What? I just stare at him, not knowing what the hell I'm supposed to do. He sighs and draws in a very big breath like he has to work up the courage to say something.

"I'm a dominant."

That is not what I expected. My eyes widen and I shift backwards, releasing my cheek from his hand and putting space between us. He looks so guilty. Holy, shit! He's telling me the truth. What the hell? I can't believe what I'm hearing.

"I-I...Elena," he sighs. "Before I came here, I had a girlfiend that asked me to do things with her. I fell in love with the feeling of control and power."

I don't say anything and he continues. "We've only known each for a little while, E. And the amount of trust and love that the kind of relationship I need is almost unrealistically high.
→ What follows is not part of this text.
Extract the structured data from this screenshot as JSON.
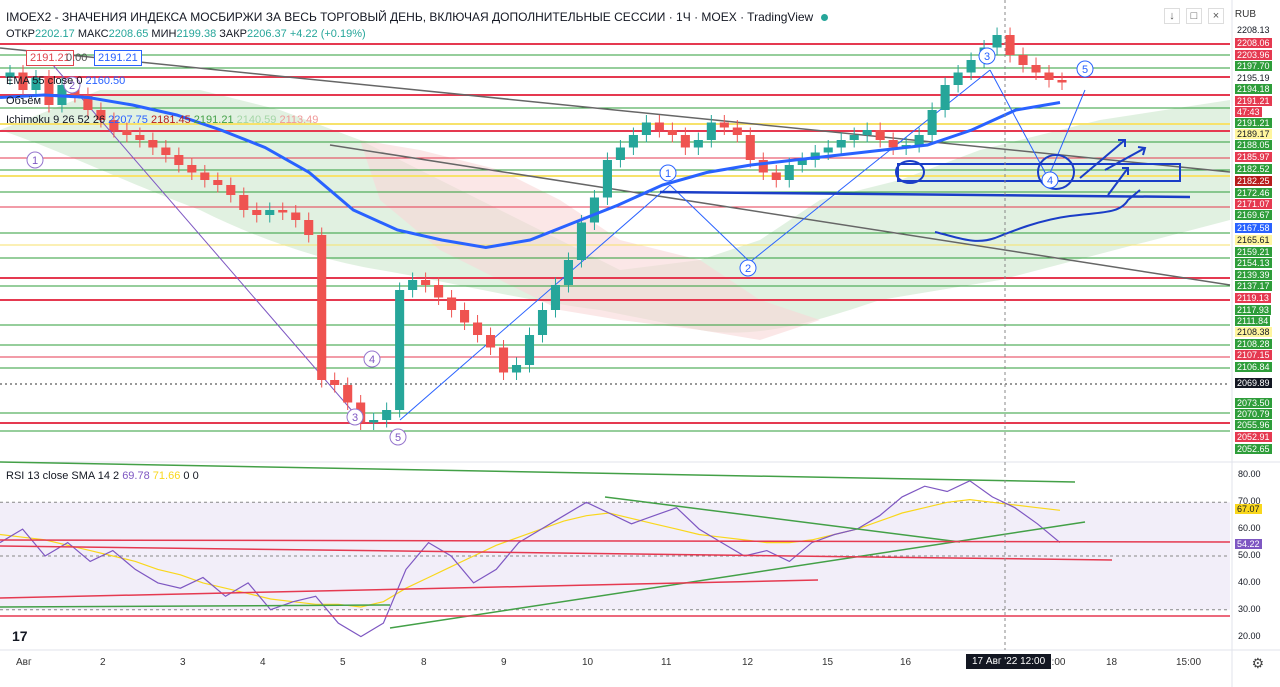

I would like for you to be my girlfriend one day. I already care for you so much and I want to give you everything and make you happy. It just can't happen right now. And given your history with this side of things I doubt it will ever happen."

He stops as his breath hitches in his throat. He drops his gaze and shakes his head slightly. My heat aches to see him so vulnerable. During this whole time we've known each other, he's the one that's been comforting me and taking care of me. I trust him, but this is just way out in left field. Despite my feelings, I put my hands on his tense shoulders and kneed my fingers into his muscles.

"Aiden, it's okay. I'm still your friend. Please don't feel bad. But I agree, we can't ever be more than just friends."

His head shoots up. "You don't think I'm disgusting?"

I snort at him. Doesn't he see how ironic this is? "No."

"Oh, thank you!" He pulls me into a tight hug and nuzzle his noze in my hair. After what seems like ages, he finally sits back and looks at me, trying to assess how I am.